Prevention vs. pretendingOne of the most important differences between obstetrics and homebirth midwifery is that obstetrics rests in large part on the idea that preventing obstetric complications is better than treating them. In contrast homebirth midwifery pretends that complications will not occur, and assumes that if they do occur, the patients can be dumped in the emergency room where obstetricians will care for them.
Consider major complications of childbirth. Let's start with hemorrhage. Hemorrhage is one of the most common causes of death in childbirth in places without access to modern obstetrics. In contrast, death from hemorrhage is rare in industrialized countries. Both prevention and treatment are used to reduce the death rate from this common complication. These measures include a hep lock for emergency IV access, a blood sample sent to the hospital lab to be available for immediate cross matching if necessary, multiple medications available to stop hemorrhage (pitocin, ergotrate, hemabate), and IV fluid to prevent shock. Treatment measures are immediately available as well, including transfusion, obstetricians available for manual removal of the placenta if necessary, and for surgical intervention in the event of life threatening hemorrhage that cannot be stopped by other means.

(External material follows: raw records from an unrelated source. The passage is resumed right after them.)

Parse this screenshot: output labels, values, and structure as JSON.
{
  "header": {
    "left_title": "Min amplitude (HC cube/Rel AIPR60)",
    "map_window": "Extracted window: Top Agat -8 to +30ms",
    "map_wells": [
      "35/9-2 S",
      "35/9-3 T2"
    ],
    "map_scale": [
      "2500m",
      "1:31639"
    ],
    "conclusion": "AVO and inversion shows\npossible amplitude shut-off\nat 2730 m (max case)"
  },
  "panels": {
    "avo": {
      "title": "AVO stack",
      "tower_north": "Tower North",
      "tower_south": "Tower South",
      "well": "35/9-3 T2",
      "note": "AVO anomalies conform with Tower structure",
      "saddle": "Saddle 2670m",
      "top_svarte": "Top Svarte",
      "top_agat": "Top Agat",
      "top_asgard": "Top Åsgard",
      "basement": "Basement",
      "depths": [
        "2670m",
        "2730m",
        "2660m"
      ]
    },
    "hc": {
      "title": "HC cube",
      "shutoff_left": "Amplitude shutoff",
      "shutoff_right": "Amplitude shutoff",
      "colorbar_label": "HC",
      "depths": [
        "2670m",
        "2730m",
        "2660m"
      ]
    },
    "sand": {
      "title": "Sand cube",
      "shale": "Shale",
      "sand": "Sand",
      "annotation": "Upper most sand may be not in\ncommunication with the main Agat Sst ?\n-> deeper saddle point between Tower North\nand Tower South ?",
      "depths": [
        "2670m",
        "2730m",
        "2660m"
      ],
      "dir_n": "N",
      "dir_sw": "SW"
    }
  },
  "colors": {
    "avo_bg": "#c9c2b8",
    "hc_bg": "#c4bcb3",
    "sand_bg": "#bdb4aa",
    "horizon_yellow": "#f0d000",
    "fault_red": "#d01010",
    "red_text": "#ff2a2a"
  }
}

What does homebirth midwifery do to prevent postpartum hemorrhage? Nothing, beyond pretending that it won't happen. There is no IV access, no preparation of blood products (no blood products are even available), only injectable medications to stop hemorrhage (no IV medications), no IV hydration to prevent shock, no one to perform a manual removal of the placenta and no one to undertake surgical intervention.

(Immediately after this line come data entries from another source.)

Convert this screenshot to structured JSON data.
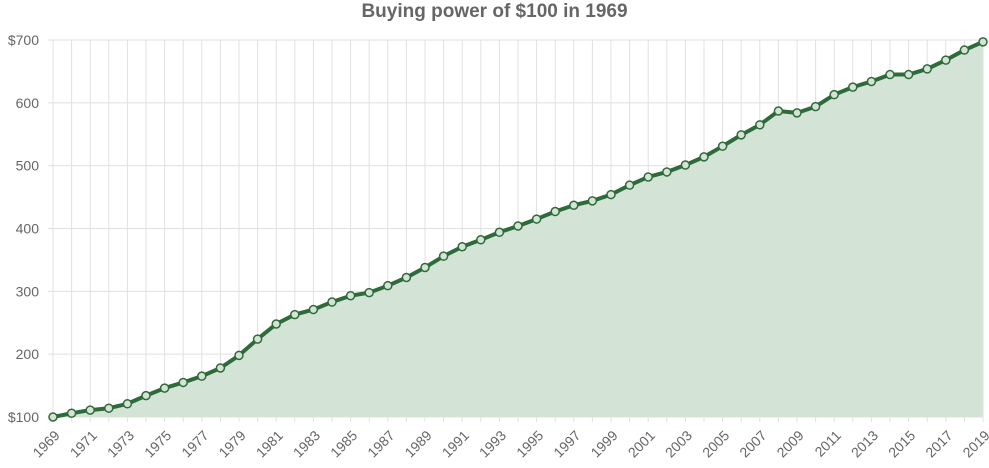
{
  "chart_data": {
    "type": "area",
    "title": "Buying power of $100 in 1969",
    "x": [
      1969,
      1970,
      1971,
      1972,
      1973,
      1974,
      1975,
      1976,
      1977,
      1978,
      1979,
      1980,
      1981,
      1982,
      1983,
      1984,
      1985,
      1986,
      1987,
      1988,
      1989,
      1990,
      1991,
      1992,
      1993,
      1994,
      1995,
      1996,
      1997,
      1998,
      1999,
      2000,
      2001,
      2002,
      2003,
      2004,
      2005,
      2006,
      2007,
      2008,
      2009,
      2010,
      2011,
      2012,
      2013,
      2014,
      2015,
      2016,
      2017,
      2018,
      2019
    ],
    "values": [
      100,
      106,
      111,
      114,
      121,
      134,
      146,
      155,
      165,
      178,
      198,
      224,
      248,
      263,
      271,
      283,
      293,
      298,
      309,
      322,
      338,
      356,
      371,
      382,
      394,
      404,
      415,
      427,
      437,
      444,
      454,
      469,
      482,
      490,
      501,
      514,
      531,
      549,
      565,
      587,
      584,
      594,
      613,
      625,
      634,
      645,
      645,
      654,
      668,
      684,
      697
    ],
    "x_tick_labels": [
      "1969",
      "1971",
      "1973",
      "1975",
      "1977",
      "1979",
      "1981",
      "1983",
      "1985",
      "1987",
      "1989",
      "1991",
      "1993",
      "1995",
      "1997",
      "1999",
      "2001",
      "2003",
      "2005",
      "2007",
      "2009",
      "2011",
      "2013",
      "2015",
      "2017",
      "2019"
    ],
    "y_tick_labels": [
      "$100",
      "200",
      "300",
      "400",
      "500",
      "600",
      "$700"
    ],
    "y_ticks": [
      100,
      200,
      300,
      400,
      500,
      600,
      700
    ],
    "ylim": [
      100,
      700
    ],
    "grid": true,
    "line_color": "#2e6b3a",
    "fill_color": "#d3e3d5",
    "tick_label_color": "#666666",
    "grid_color": "#e0e0e0"
  }
}
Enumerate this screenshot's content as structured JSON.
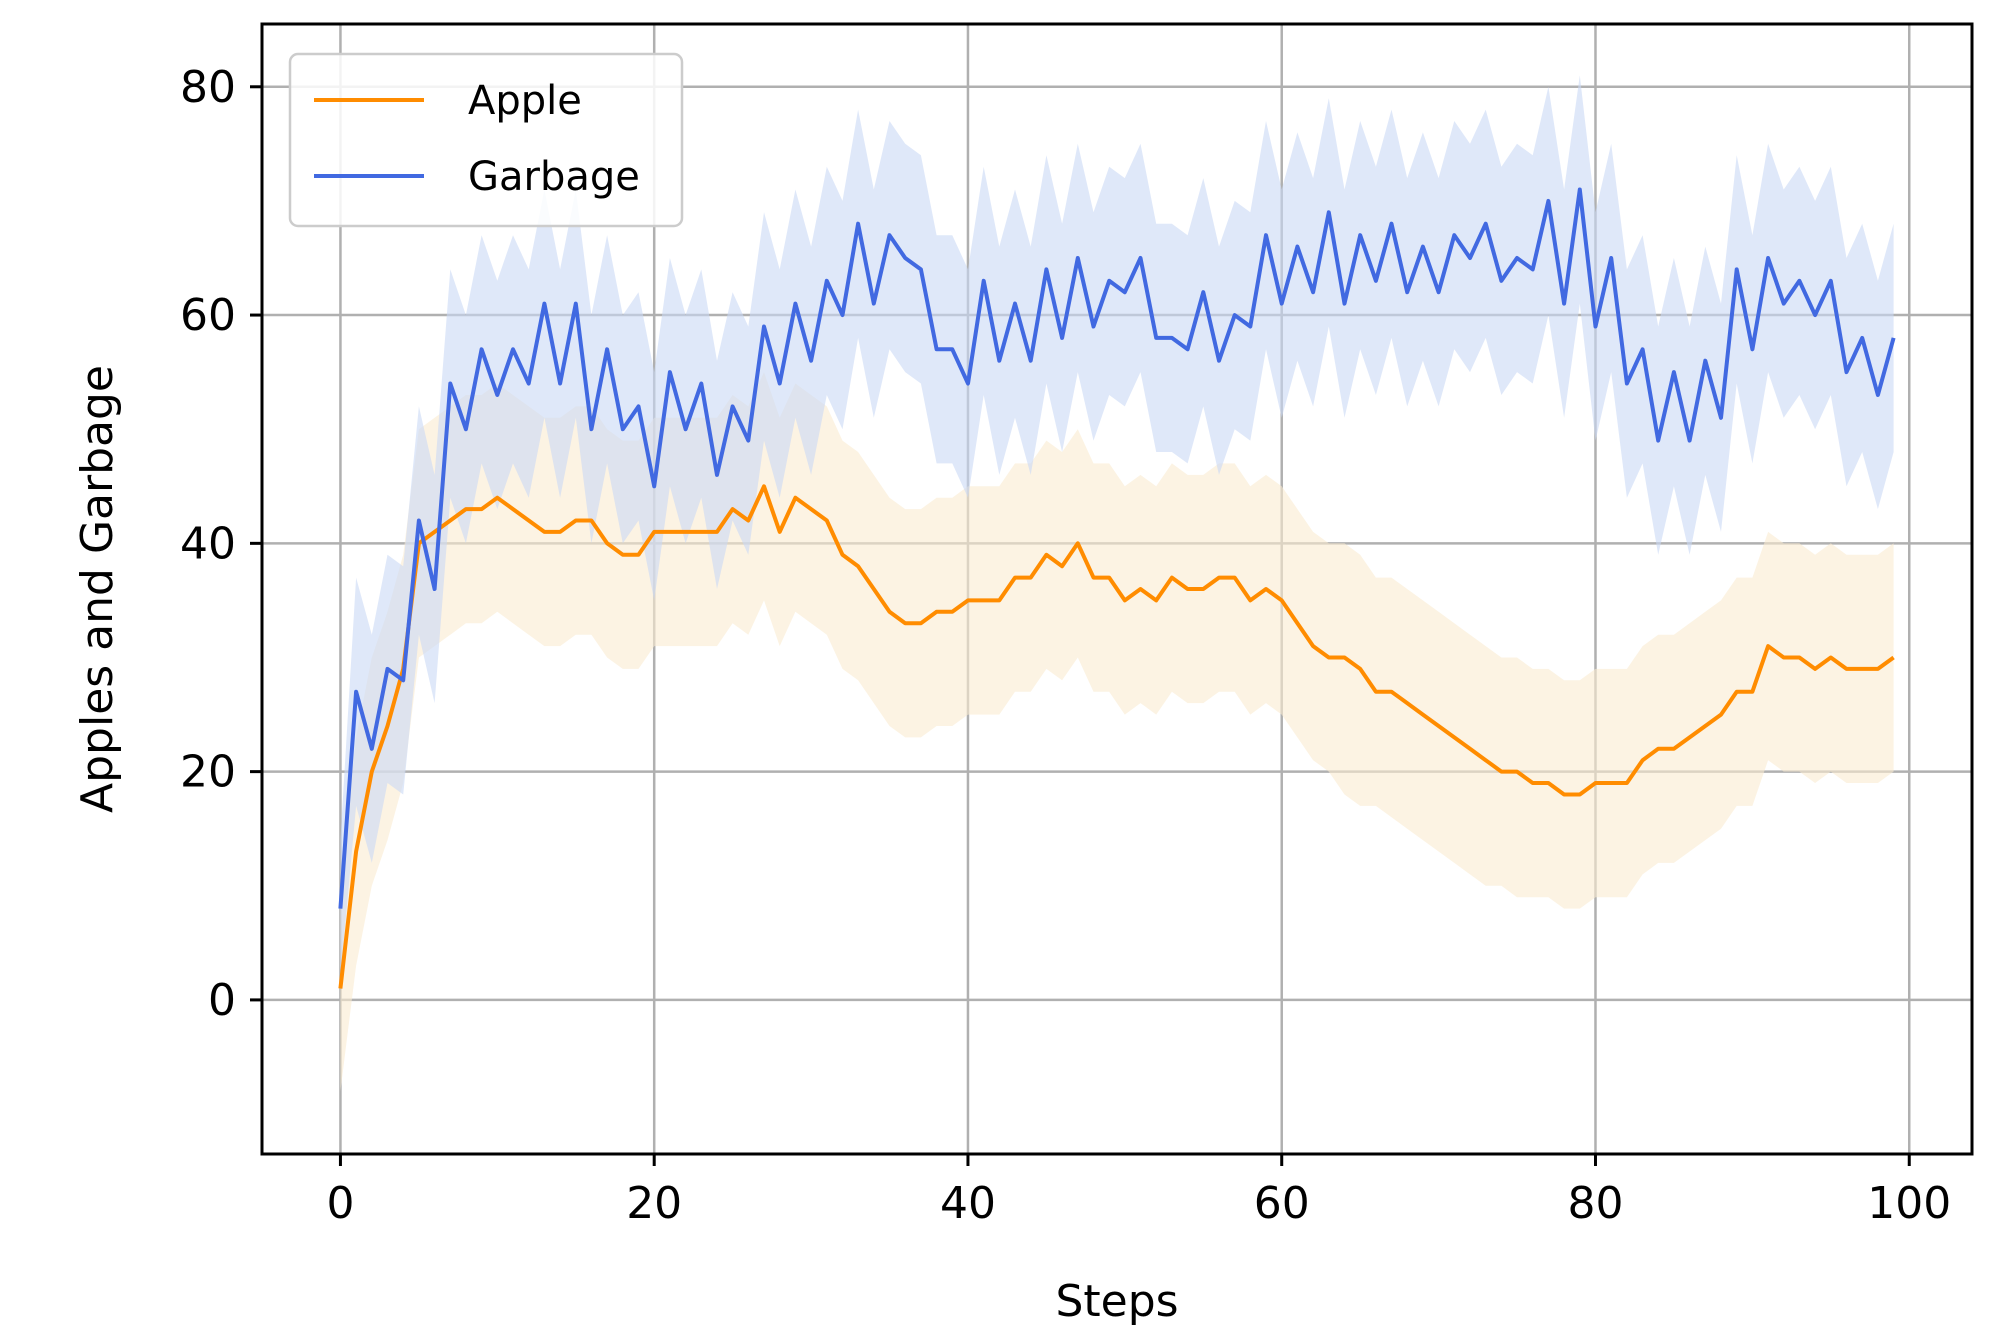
{
  "chart_data": {
    "type": "line",
    "xlabel": "Steps",
    "ylabel": "Apples and Garbage",
    "xlim": [
      -5,
      104
    ],
    "ylim": [
      -13.5,
      85.5
    ],
    "xticks": [
      0,
      20,
      40,
      60,
      80,
      100
    ],
    "yticks": [
      0,
      20,
      40,
      60,
      80
    ],
    "grid": true,
    "legend_position": "top-left",
    "series": [
      {
        "name": "Apple",
        "color": "#ff8c00",
        "band_color": "#faebd0",
        "x": [
          0,
          1,
          2,
          3,
          4,
          5,
          6,
          7,
          8,
          9,
          10,
          11,
          12,
          13,
          14,
          15,
          16,
          17,
          18,
          19,
          20,
          21,
          22,
          23,
          24,
          25,
          26,
          27,
          28,
          29,
          30,
          31,
          32,
          33,
          34,
          35,
          36,
          37,
          38,
          39,
          40,
          41,
          42,
          43,
          44,
          45,
          46,
          47,
          48,
          49,
          50,
          51,
          52,
          53,
          54,
          55,
          56,
          57,
          58,
          59,
          60,
          61,
          62,
          63,
          64,
          65,
          66,
          67,
          68,
          69,
          70,
          71,
          72,
          73,
          74,
          75,
          76,
          77,
          78,
          79,
          80,
          81,
          82,
          83,
          84,
          85,
          86,
          87,
          88,
          89,
          90,
          91,
          92,
          93,
          94,
          95,
          96,
          97,
          98,
          99
        ],
        "values": [
          1,
          13,
          20,
          24,
          29,
          40,
          41,
          42,
          43,
          43,
          44,
          43,
          42,
          41,
          41,
          42,
          42,
          40,
          39,
          39,
          41,
          41,
          41,
          41,
          41,
          43,
          42,
          45,
          41,
          44,
          43,
          42,
          39,
          38,
          36,
          34,
          33,
          33,
          34,
          34,
          35,
          35,
          35,
          37,
          37,
          39,
          38,
          40,
          37,
          37,
          35,
          36,
          35,
          37,
          36,
          36,
          37,
          37,
          35,
          36,
          35,
          33,
          31,
          30,
          30,
          29,
          27,
          27,
          26,
          25,
          24,
          23,
          22,
          21,
          20,
          20,
          19,
          19,
          18,
          18,
          19,
          19,
          19,
          21,
          22,
          22,
          23,
          24,
          25,
          27,
          27,
          31,
          30,
          30,
          29,
          30,
          29,
          29,
          29,
          30
        ],
        "lower": [
          -8,
          3,
          10,
          14,
          19,
          30,
          31,
          32,
          33,
          33,
          34,
          33,
          32,
          31,
          31,
          32,
          32,
          30,
          29,
          29,
          31,
          31,
          31,
          31,
          31,
          33,
          32,
          35,
          31,
          34,
          33,
          32,
          29,
          28,
          26,
          24,
          23,
          23,
          24,
          24,
          25,
          25,
          25,
          27,
          27,
          29,
          28,
          30,
          27,
          27,
          25,
          26,
          25,
          27,
          26,
          26,
          27,
          27,
          25,
          26,
          25,
          23,
          21,
          20,
          18,
          17,
          17,
          16,
          15,
          14,
          13,
          12,
          11,
          10,
          10,
          9,
          9,
          9,
          8,
          8,
          9,
          9,
          9,
          11,
          12,
          12,
          13,
          14,
          15,
          17,
          17,
          21,
          20,
          20,
          19,
          20,
          19,
          19,
          19,
          20
        ],
        "upper": [
          10,
          23,
          30,
          34,
          39,
          50,
          51,
          52,
          53,
          53,
          54,
          53,
          52,
          51,
          51,
          52,
          52,
          50,
          49,
          49,
          51,
          51,
          51,
          51,
          51,
          53,
          52,
          55,
          51,
          54,
          53,
          52,
          49,
          48,
          46,
          44,
          43,
          43,
          44,
          44,
          45,
          45,
          45,
          47,
          47,
          49,
          48,
          50,
          47,
          47,
          45,
          46,
          45,
          47,
          46,
          46,
          47,
          47,
          45,
          46,
          45,
          43,
          41,
          40,
          40,
          39,
          37,
          37,
          36,
          35,
          34,
          33,
          32,
          31,
          30,
          30,
          29,
          29,
          28,
          28,
          29,
          29,
          29,
          31,
          32,
          32,
          33,
          34,
          35,
          37,
          37,
          41,
          40,
          40,
          39,
          40,
          39,
          39,
          39,
          40
        ]
      },
      {
        "name": "Garbage",
        "color": "#4169e1",
        "band_color": "#c9d9f5",
        "x": [
          0,
          1,
          2,
          3,
          4,
          5,
          6,
          7,
          8,
          9,
          10,
          11,
          12,
          13,
          14,
          15,
          16,
          17,
          18,
          19,
          20,
          21,
          22,
          23,
          24,
          25,
          26,
          27,
          28,
          29,
          30,
          31,
          32,
          33,
          34,
          35,
          36,
          37,
          38,
          39,
          40,
          41,
          42,
          43,
          44,
          45,
          46,
          47,
          48,
          49,
          50,
          51,
          52,
          53,
          54,
          55,
          56,
          57,
          58,
          59,
          60,
          61,
          62,
          63,
          64,
          65,
          66,
          67,
          68,
          69,
          70,
          71,
          72,
          73,
          74,
          75,
          76,
          77,
          78,
          79,
          80,
          81,
          82,
          83,
          84,
          85,
          86,
          87,
          88,
          89,
          90,
          91,
          92,
          93,
          94,
          95,
          96,
          97,
          98,
          99
        ],
        "values": [
          8,
          27,
          22,
          29,
          28,
          42,
          36,
          54,
          50,
          57,
          53,
          57,
          54,
          61,
          54,
          61,
          50,
          57,
          50,
          52,
          45,
          55,
          50,
          54,
          46,
          52,
          49,
          59,
          54,
          61,
          56,
          63,
          60,
          68,
          61,
          67,
          65,
          64,
          57,
          57,
          54,
          63,
          56,
          61,
          56,
          64,
          58,
          65,
          59,
          63,
          62,
          65,
          58,
          58,
          57,
          62,
          56,
          60,
          59,
          67,
          61,
          66,
          62,
          69,
          61,
          67,
          63,
          68,
          62,
          66,
          62,
          67,
          65,
          68,
          63,
          65,
          64,
          70,
          61,
          71,
          59,
          65,
          54,
          57,
          49,
          55,
          49,
          56,
          51,
          64,
          57,
          65,
          61,
          63,
          60,
          63,
          55,
          58,
          53,
          58
        ],
        "lower": [
          2,
          17,
          12,
          19,
          18,
          32,
          26,
          44,
          40,
          47,
          43,
          47,
          44,
          51,
          44,
          51,
          40,
          47,
          40,
          42,
          35,
          45,
          40,
          44,
          36,
          42,
          39,
          49,
          44,
          51,
          46,
          53,
          50,
          58,
          51,
          57,
          55,
          54,
          47,
          47,
          44,
          53,
          46,
          51,
          46,
          54,
          48,
          55,
          49,
          53,
          52,
          55,
          48,
          48,
          47,
          52,
          46,
          50,
          49,
          57,
          51,
          56,
          52,
          59,
          51,
          57,
          53,
          58,
          52,
          56,
          52,
          57,
          55,
          58,
          53,
          55,
          54,
          60,
          51,
          61,
          49,
          55,
          44,
          47,
          39,
          45,
          39,
          46,
          41,
          54,
          47,
          55,
          51,
          53,
          50,
          53,
          45,
          48,
          43,
          48
        ],
        "upper": [
          14,
          37,
          32,
          39,
          38,
          52,
          46,
          64,
          60,
          67,
          63,
          67,
          64,
          71,
          64,
          71,
          60,
          67,
          60,
          62,
          55,
          65,
          60,
          64,
          56,
          62,
          59,
          69,
          64,
          71,
          66,
          73,
          70,
          78,
          71,
          77,
          75,
          74,
          67,
          67,
          64,
          73,
          66,
          71,
          66,
          74,
          68,
          75,
          69,
          73,
          72,
          75,
          68,
          68,
          67,
          72,
          66,
          70,
          69,
          77,
          71,
          76,
          72,
          79,
          71,
          77,
          73,
          78,
          72,
          76,
          72,
          77,
          75,
          78,
          73,
          75,
          74,
          80,
          71,
          81,
          69,
          75,
          64,
          67,
          59,
          65,
          59,
          66,
          61,
          74,
          67,
          75,
          71,
          73,
          70,
          73,
          65,
          68,
          63,
          68
        ]
      }
    ]
  }
}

Another serious complication of childbirth is group B strep sepsis of the newborn. Until preventive measure were instituted, group B strep sepsis was the single most common cause of infectious death among newborns. Obstetricians routinely screen for group B strep, and give IV antibiotics in labor for prophylaxis. The rate of group B strep sepsis has dropped dramatically in response.
In contrast, some homebirth midwives simply pretend that group B strep sepsis won't happen. They don't culture for group B strep, or they don't treat it if they find it. They pretend that the incidence is "too low" to justify preventive care.
A less common cause of neonatal death is breech delivery with a trapped head. Obstetricians try to prevent this outcome by recommending external version to turn the baby to head first position, or C-section to prevent trapped head by preventing breech delivery. Homebirth midwifery simply pretends that trapped heads won't happen. If they do happen, the baby simply dies. There is no time for transport to the hospital and there is no one to perform expert resuscitation if the baby is delivered after a period of entrapment.
Obstetrics tries to prevent complications, homebirth midwifery cavalierly dismisses the possibility of complications or pretends that it is just as safe and easy to treat life threatening complications as it is to prevent them. On this issue, homebirth midwives are dead wrong.